À la fin de la conférence, les membres du public se sont précipités vers le devant de la salle pour obtenir des autographes et des photos, désespérés de ramener à la maison une partie tangible de leurs héros. L'animateur de la conférence de presse les supplie : « Ne vous allongez pas sur la table. » Cronenberg, Stewart et Seydoux se précipitent tous vers la sortie, mais Mortenson reste, acquiesçant patiemment aux cris de ses fans. Quelques minutes plus tard, nous sommes tous les deux assis sur un toit voisin et je lui demande pourquoi il n'est pas parti avec ses co-stars.
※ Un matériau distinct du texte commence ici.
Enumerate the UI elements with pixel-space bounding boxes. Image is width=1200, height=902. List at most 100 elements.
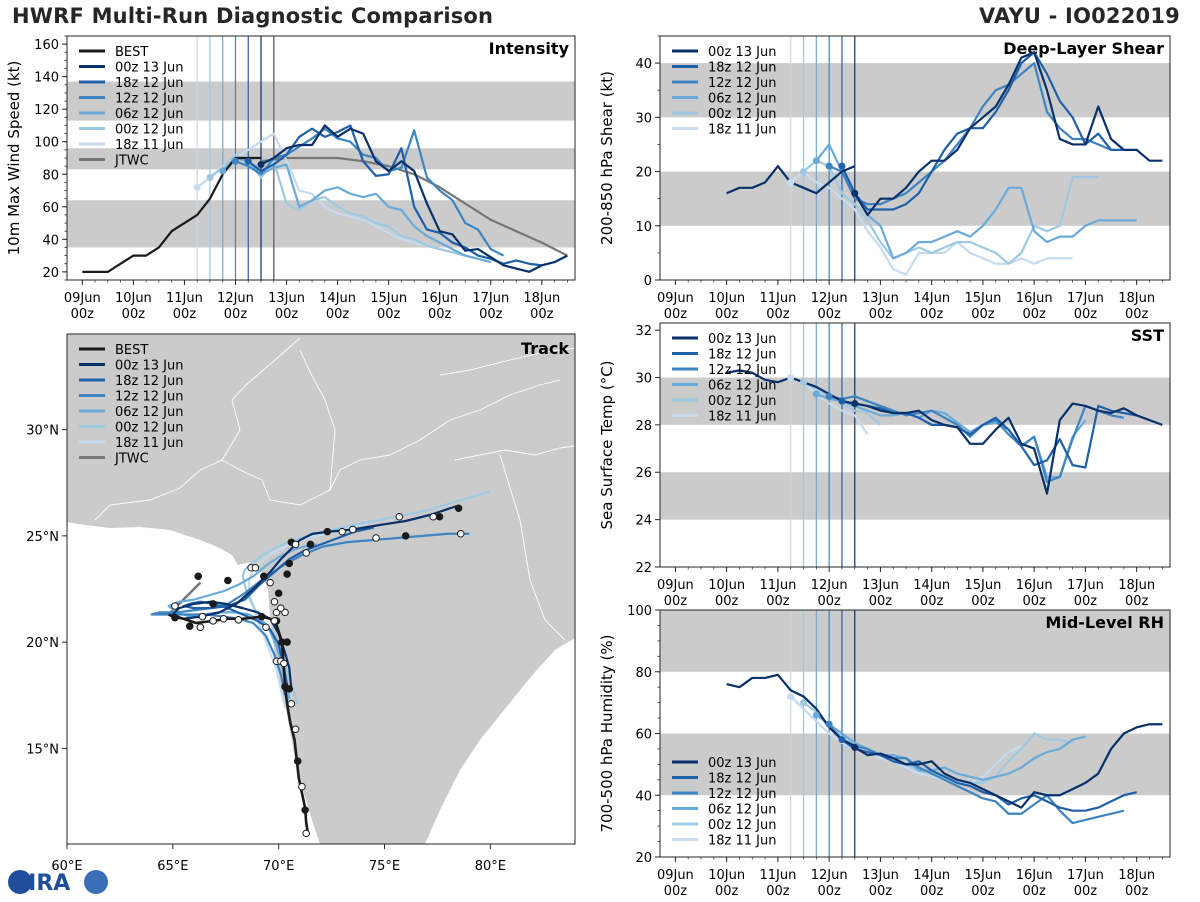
intensity-title: Intensity <box>489 39 570 58</box>
shear-ylabel: 200-850 hPa Shear (kt) <box>598 71 616 245</box>
rh-xtick-label: 18Jun <box>1118 868 1155 883</box>
shear-legend-label: 00z 13 Jun <box>708 45 777 60</box>
sst-legend-label: 00z 13 Jun <box>708 332 777 347</box>
cira-logo-mark: CIRA <box>8 870 108 896</box>
rh-xtick-label: 11Jun <box>759 868 796 883</box>
rh-ytick-label: 80 <box>635 666 652 681</box>
rh-legend-label: 18z 12 Jun <box>708 772 777 787</box>
track-marker-run-3 <box>219 614 228 623</box>
track-marker-run-0 <box>348 525 357 534</box>
intensity-band <box>67 81 575 121</box>
shear-xtick-sub: 00z <box>664 307 688 322</box>
track-marker-run-0 <box>454 504 463 513</box>
intensity-ytick-label: 80 <box>42 168 59 183</box>
shear-legend-label: 00z 12 Jun <box>708 107 777 122</box>
shear-init-point <box>812 157 820 165</box>
rh-xtick-label: 14Jun <box>913 868 950 883</box>
track-xtick-label: 80°E <box>475 859 506 874</box>
track-run-1 <box>182 526 375 685</box>
rh-xtick-sub: 00z <box>1022 884 1046 899</box>
track-marker-run-4 <box>395 512 404 521</box>
track-marker-run-0 <box>283 570 291 578</box>
sst-xtick-sub: 00z <box>817 594 841 609</box>
track-marker-run-1 <box>224 576 232 585</box>
rh-ytick-label: 100 <box>627 604 652 619</box>
shear-legend-label: 12z 12 Jun <box>708 76 777 91</box>
logo-text: CIRA <box>12 871 70 896</box>
track-legend-label: 00z 12 Jun <box>115 421 184 436</box>
rh-xtick-label: 12Jun <box>811 868 848 883</box>
sst-ytick-label: 24 <box>635 514 652 529</box>
track-ytick-label: 15°N <box>26 742 59 757</box>
shear-ytick-label: 0 <box>644 274 652 289</box>
intensity-ylabel: 10m Max Wind Speed (kt) <box>5 61 23 256</box>
sst-xtick-label: 10Jun <box>708 578 745 593</box>
track-marker-best <box>293 757 302 765</box>
track-marker-best <box>257 612 266 621</box>
track-marker-best <box>270 617 279 625</box>
intensity-xtick-label: 16Jun <box>421 291 458 306</box>
intensity-legend-label: 06z 12 Jun <box>115 107 184 122</box>
track-marker-run-3 <box>198 612 207 621</box>
intensity-xtick-sub: 00z <box>122 307 146 322</box>
intensity-panel: 2040608010012014016009Jun00z10Jun00z11Ju… <box>5 35 576 322</box>
sst-init-point <box>838 397 846 405</box>
shear-ytick-label: 20 <box>635 166 652 181</box>
shear-xtick-label: 10Jun <box>708 291 745 306</box>
rh-init-point <box>838 736 846 744</box>
sst-title: SST <box>1131 326 1164 345</box>
intensity-legend-label: 12z 12 Jun <box>115 92 184 107</box>
sst-xtick-label: 16Jun <box>1016 578 1053 593</box>
track-legend-label: BEST <box>115 343 148 358</box>
storm-id: VAYU - IO022019 <box>978 4 1180 28</box>
track-marker-run-0 <box>285 559 294 568</box>
rh-ytick-label: 40 <box>635 789 652 804</box>
shear-series-0 <box>853 51 1163 217</box>
shear-xtick-sub: 00z <box>766 307 790 322</box>
intensity-init-point <box>244 157 252 165</box>
sst-series-0 <box>854 402 1163 495</box>
intensity-ytick-label: 20 <box>42 266 59 281</box>
track-marker-run-2 <box>372 534 380 542</box>
intensity-legend-label: 00z 13 Jun <box>115 61 184 76</box>
figure-title: HWRF Multi-Run Diagnostic Comparison <box>12 4 494 28</box>
rh-series-5 <box>789 695 1022 785</box>
shear-series-1 <box>840 51 1124 211</box>
rh-xtick-sub: 00z <box>971 884 995 899</box>
intensity-ytick-label: 160 <box>34 38 59 53</box>
intensity-xtick-label: 14Jun <box>319 291 356 306</box>
shear-panel: 01020304009Jun00z10Jun00z11Jun00z12Jun00… <box>598 35 1171 322</box>
shear-xtick-label: 11Jun <box>759 291 796 306</box>
track-legend-label: 12z 12 Jun <box>115 390 184 405</box>
sst-xtick-sub: 00z <box>664 594 688 609</box>
sst-ytick-label: 30 <box>635 371 652 386</box>
intensity-ytick-label: 60 <box>42 201 59 216</box>
shear-ytick-label: 40 <box>635 57 652 72</box>
intensity-series-0 <box>260 124 568 273</box>
sst-init-point <box>825 392 833 400</box>
shear-band <box>660 171 1170 226</box>
rh-init-point <box>787 692 795 700</box>
intensity-ytick-label: 100 <box>34 136 59 151</box>
intensity-xtick-sub: 00z <box>479 307 503 322</box>
intensity-ytick-label: 120 <box>34 103 59 118</box>
rh-xtick-label: 09Jun <box>657 868 694 883</box>
shear-xtick-label: 12Jun <box>811 291 848 306</box>
sst-init-point <box>800 378 808 386</box>
shear-legend-label: 06z 12 Jun <box>708 92 777 107</box>
rh-xtick-label: 13Jun <box>862 868 899 883</box>
rh-panel: 2040608010009Jun00z10Jun00z11Jun00z12Jun… <box>598 604 1171 899</box>
intensity-init-point <box>206 174 214 182</box>
intensity-xtick-sub: 00z <box>530 307 554 322</box>
intensity-init-point <box>257 161 265 169</box>
track-marker-run-3 <box>196 623 205 632</box>
intensity-series-2 <box>235 127 505 257</box>
intensity-best-series <box>82 156 262 273</box>
rh-xtick-sub: 00z <box>869 884 893 899</box>
track-legend-label: JTWC <box>114 452 149 467</box>
track-marker-run-0 <box>323 527 332 536</box>
track-run-2 <box>150 532 470 696</box>
shear-xtick-sub: 00z <box>971 307 995 322</box>
rh-title: Mid-Level RH <box>1045 613 1164 632</box>
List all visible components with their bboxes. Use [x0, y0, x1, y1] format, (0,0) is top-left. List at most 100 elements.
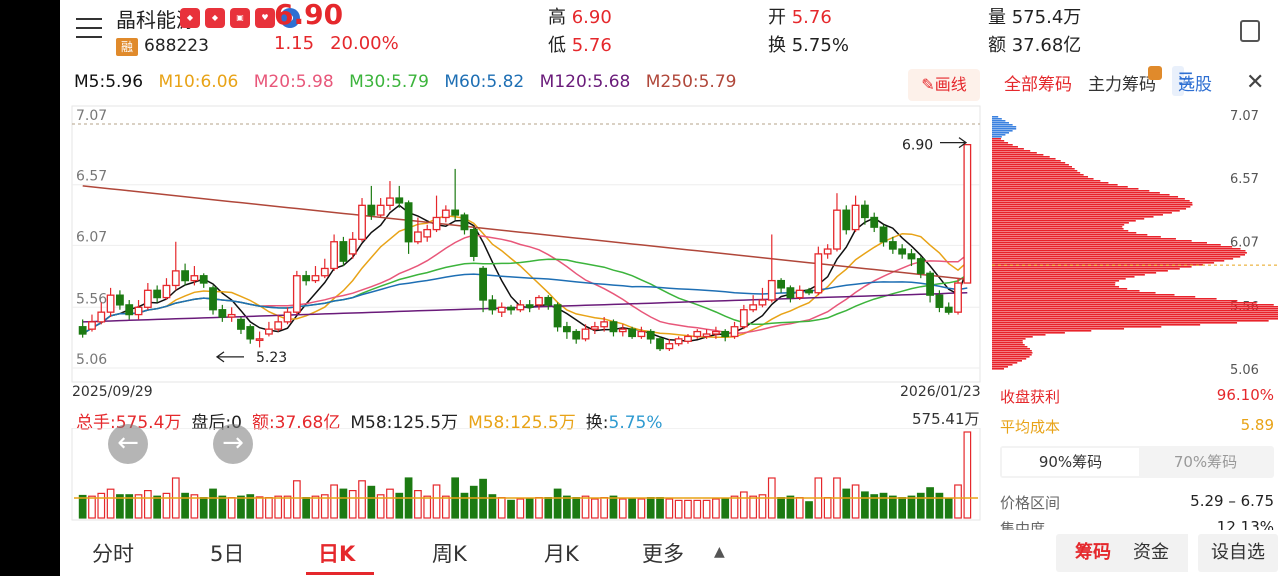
candle: [702, 329, 711, 339]
volume-chart[interactable]: [60, 428, 990, 522]
change-pct: 20.00%: [330, 33, 399, 54]
candle: [954, 278, 962, 315]
chip-bar-profit: [992, 118, 1002, 120]
seg-90-button[interactable]: 90%筹码: [1002, 448, 1139, 476]
volume-bar: [693, 499, 702, 519]
chip-bar: [992, 174, 1084, 176]
candle-body: [823, 248, 832, 255]
chip-bar: [992, 286, 1120, 288]
volume-bar: [553, 488, 562, 519]
chip-button[interactable]: 筹码 资金: [1056, 534, 1188, 572]
tab-5day[interactable]: 5日: [210, 542, 245, 566]
candle: [404, 200, 413, 254]
chip-bar: [992, 196, 1179, 198]
volume-bar: [777, 496, 785, 519]
chip-bar: [992, 240, 1192, 242]
caret-up-icon[interactable]: ▲: [714, 544, 725, 560]
chip-bar: [992, 202, 1193, 204]
candle-body: [860, 204, 869, 219]
chip-bar: [992, 352, 1033, 354]
chip-bar: [992, 216, 1154, 218]
tab-intraday[interactable]: 分时: [92, 542, 134, 566]
candle: [479, 266, 488, 313]
candle: [656, 336, 664, 352]
candle: [432, 195, 441, 233]
chip-bar: [992, 338, 1026, 340]
vol-max-label: 575.41万: [912, 410, 980, 428]
candle: [618, 324, 627, 337]
chip-bar: [992, 158, 1056, 160]
open-value: 5.76: [791, 7, 832, 28]
tag-icon[interactable]: ◆: [205, 8, 225, 28]
tab-weekly-k[interactable]: 周K: [432, 542, 467, 566]
landscape-exit-icon[interactable]: [1240, 20, 1260, 42]
candle: [516, 300, 525, 313]
tab-daily-k[interactable]: 日K: [318, 542, 356, 566]
candle-body: [88, 321, 96, 330]
heart-icon[interactable]: ♥: [255, 8, 275, 28]
candle: [581, 324, 590, 342]
volume-bar: [190, 494, 199, 519]
seg-70-button[interactable]: 70%筹码: [1173, 453, 1238, 471]
volume-bar: [898, 496, 907, 519]
fund-button-label[interactable]: 资金: [1133, 542, 1169, 563]
candle-body: [488, 299, 497, 311]
close-icon[interactable]: ✕: [1246, 70, 1265, 95]
volume-bar: [516, 498, 525, 519]
volume-bar: [432, 484, 441, 519]
candle-body: [209, 287, 217, 311]
chip-bar: [992, 150, 1031, 152]
candle: [339, 236, 348, 267]
tab-all-chips[interactable]: 全部筹码: [1004, 75, 1072, 95]
candle-body: [255, 338, 264, 342]
candle: [292, 270, 301, 315]
volume-bar: [88, 495, 96, 519]
volume-bar: [730, 495, 739, 519]
profit-value: 96.10%: [1216, 386, 1274, 404]
tab-monthly-k[interactable]: 月K: [544, 542, 579, 566]
menu-icon[interactable]: [76, 18, 102, 40]
candle: [795, 285, 804, 301]
candle: [935, 290, 944, 313]
tab-more[interactable]: 更多: [642, 542, 684, 566]
start-date-label: 2025/09/29: [72, 384, 153, 400]
chip-bar: [992, 298, 1217, 300]
conc-label: 集中度: [1000, 520, 1046, 530]
chip-bar: [992, 144, 1013, 146]
chip-bar: [992, 194, 1170, 196]
chip-bar: [992, 138, 1002, 140]
chip-bar: [992, 328, 1125, 330]
volume-bar: [227, 496, 236, 519]
tab-main-chips[interactable]: 主力筹码: [1088, 75, 1156, 95]
candle: [358, 198, 366, 242]
chip-bar: [992, 312, 1278, 314]
candle: [525, 300, 534, 313]
chip-bar: [992, 364, 1013, 366]
volume-bar: [209, 488, 217, 519]
volume-bar: [786, 495, 795, 519]
chip-tabs: 全部筹码 主力筹码 ☰ 选股: [994, 66, 1280, 98]
info-icon[interactable]: ●: [280, 8, 300, 28]
chip-bar-profit: [992, 122, 1009, 124]
chip-bar: [992, 284, 1116, 286]
turnover-value: 5.75%: [791, 35, 849, 56]
next-arrow-icon[interactable]: →: [213, 424, 253, 464]
chip-price-tick: 7.07: [1230, 109, 1259, 124]
prev-arrow-icon[interactable]: ←: [108, 424, 148, 464]
candle-body: [562, 326, 571, 333]
low-marker-label: 5.23: [256, 350, 287, 366]
candle: [767, 234, 776, 303]
volume-bar: [805, 501, 813, 519]
draw-line-button[interactable]: ✎画线: [908, 69, 980, 101]
tv-icon[interactable]: ▣: [230, 8, 250, 28]
candle: [283, 307, 292, 325]
chip-bar: [992, 294, 1175, 296]
conc-value: 12.13%: [1216, 518, 1274, 530]
hot-icon[interactable]: ◆: [180, 8, 200, 28]
volume-bar: [618, 498, 627, 519]
kline-chart[interactable]: 7.07 6.57 6.07 5.56 5.06 2025/09/29 2026/01/23…: [60, 104, 990, 404]
stock-pick-button[interactable]: ☰ 选股: [1172, 66, 1212, 96]
chip-bar: [992, 236, 1161, 238]
chip-bar: [992, 358, 1027, 360]
add-watchlist-button[interactable]: 设自选: [1198, 534, 1278, 572]
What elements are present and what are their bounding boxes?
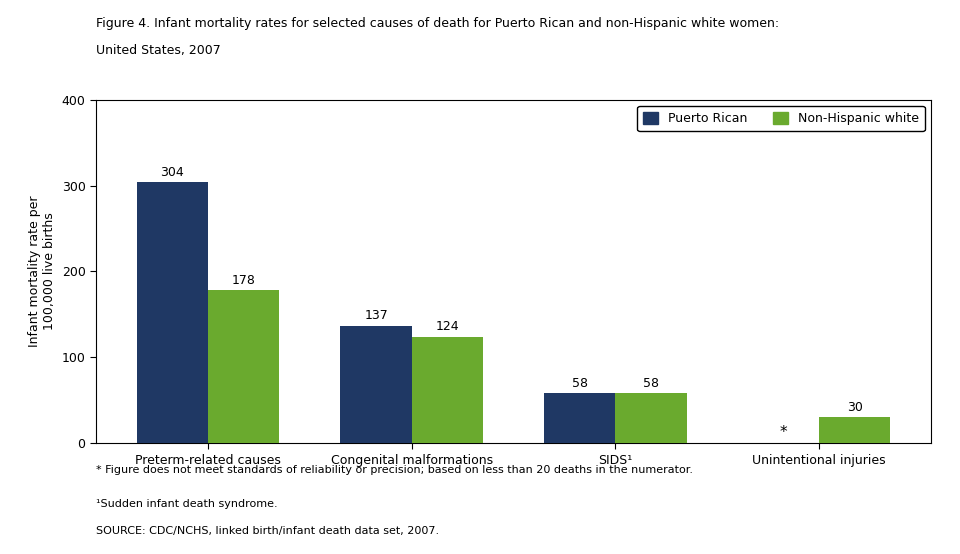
Bar <box>341 326 412 443</box>
Text: SOURCE: CDC/NCHS, linked birth/infant death data set, 2007.: SOURCE: CDC/NCHS, linked birth/infant de… <box>96 526 439 536</box>
Text: 58: 58 <box>643 377 660 390</box>
Bar <box>412 337 483 443</box>
Text: 178: 178 <box>231 274 255 287</box>
Bar <box>208 290 279 443</box>
Bar <box>615 393 686 443</box>
Legend: Puerto Rican, Non-Hispanic white: Puerto Rican, Non-Hispanic white <box>637 106 924 131</box>
Text: Figure 4. Infant mortality rates for selected causes of death for Puerto Rican a: Figure 4. Infant mortality rates for sel… <box>96 17 780 29</box>
Bar <box>544 393 615 443</box>
Text: * Figure does not meet standards of reliability or precision; based on less than: * Figure does not meet standards of reli… <box>96 465 693 475</box>
Bar <box>819 418 891 443</box>
Text: 304: 304 <box>160 166 184 179</box>
Text: 124: 124 <box>436 320 459 334</box>
Bar <box>136 182 208 443</box>
Text: *: * <box>780 425 787 440</box>
Text: United States, 2007: United States, 2007 <box>96 44 221 57</box>
Text: 30: 30 <box>847 401 863 414</box>
Y-axis label: Infant mortality rate per
100,000 live births: Infant mortality rate per 100,000 live b… <box>28 196 56 347</box>
Text: 58: 58 <box>572 377 588 390</box>
Text: 137: 137 <box>364 309 388 322</box>
Text: ¹Sudden infant death syndrome.: ¹Sudden infant death syndrome. <box>96 499 277 509</box>
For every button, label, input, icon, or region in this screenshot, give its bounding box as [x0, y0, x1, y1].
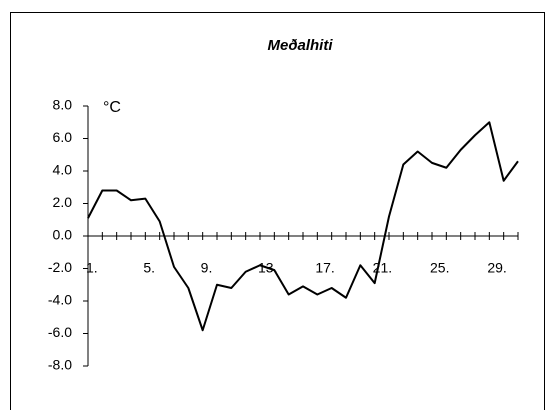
x-tick-label: 5. [143, 260, 155, 276]
y-tick-label: 6.0 [53, 129, 73, 145]
y-tick-label: 4.0 [53, 162, 73, 178]
x-tick-label: 29. [487, 260, 506, 276]
y-unit: °C [103, 99, 121, 116]
x-tick-label: 9. [201, 260, 213, 276]
y-tick-label: 2.0 [53, 194, 73, 210]
y-tick-label: 0.0 [53, 227, 73, 243]
chart-title: Meðalhiti [267, 37, 333, 54]
chart-frame [10, 12, 545, 410]
y-tick-label: -8.0 [48, 357, 72, 373]
x-tick-label: 25. [430, 260, 449, 276]
y-tick-label: -6.0 [48, 324, 72, 340]
line-series [87, 121, 519, 332]
y-tick-label: -4.0 [48, 292, 72, 308]
y-tick-label: -2.0 [48, 259, 72, 275]
x-tick-label: 1. [86, 260, 98, 276]
x-tick-label: 17. [315, 260, 334, 276]
x-tick-label: 21. [373, 260, 392, 276]
y-tick-label: 8.0 [53, 97, 73, 113]
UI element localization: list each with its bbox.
Il tire longuement sur une cigarette roulée à la main, le regard fixé au loin. « Quel est le mal à s'arrêter et à parler si vous avez le temps de le faire ? » dit-il. Seydoux, sur un autre canapé une demi-heure plus tard, se montre un peu plus philosophique sur l'ensemble. "Je pensais, en regardant le film hier soir,Oh, c'est exactement ce qu'on vit en ce moment, à Cannes, avec toutes les caméras,» dit-elle. "Je donne quelque chose de moi-même qui est très intime, et eux" - les fans - "font ce qu'ils veulent."

Je retrouve Cronenberg, assis près d'un endroit ensoleillé sur une terrasse, profitant du moment. « Nous continuons d'essayer de vous supprimer, et vous continuez à apparaître ! » dit-il en guise de salutation. Il me dit qu'il se sent réconforté par le fait que le public « a reçu le film comme je l'ai envoyé ». Ce qu'il veut dire, je pense, c'est que plutôt que de se concentrer sur les splendeurs brillantes de tout cela, les spectateurs de Cannes ont vu le film pour ce qu'il était : une exploration tendre, pénétrante (à plus d'un titre) et essentiellement tragique de l'humanité. situation difficile actuelle : craignons-nous et combattons-nous l'avenir sombre et en évolution rapide que nous nous sommes fixés, ou essayons-nous d'embrasser le monde que nous avons brisé et de nous changer nous-mêmes ? «Je pense que le public l'a vraiment ressenti dans sa complexité», dit-il. « Cela ne les a pas frappés comme un film d'horreur, ni même comme un film de science-fiction ou un film noir, car ils parlent aussi de la mélancolie et de la tristesse de certaines parties du film. Et c'est vraiment très gentil. C’est compris et ressenti.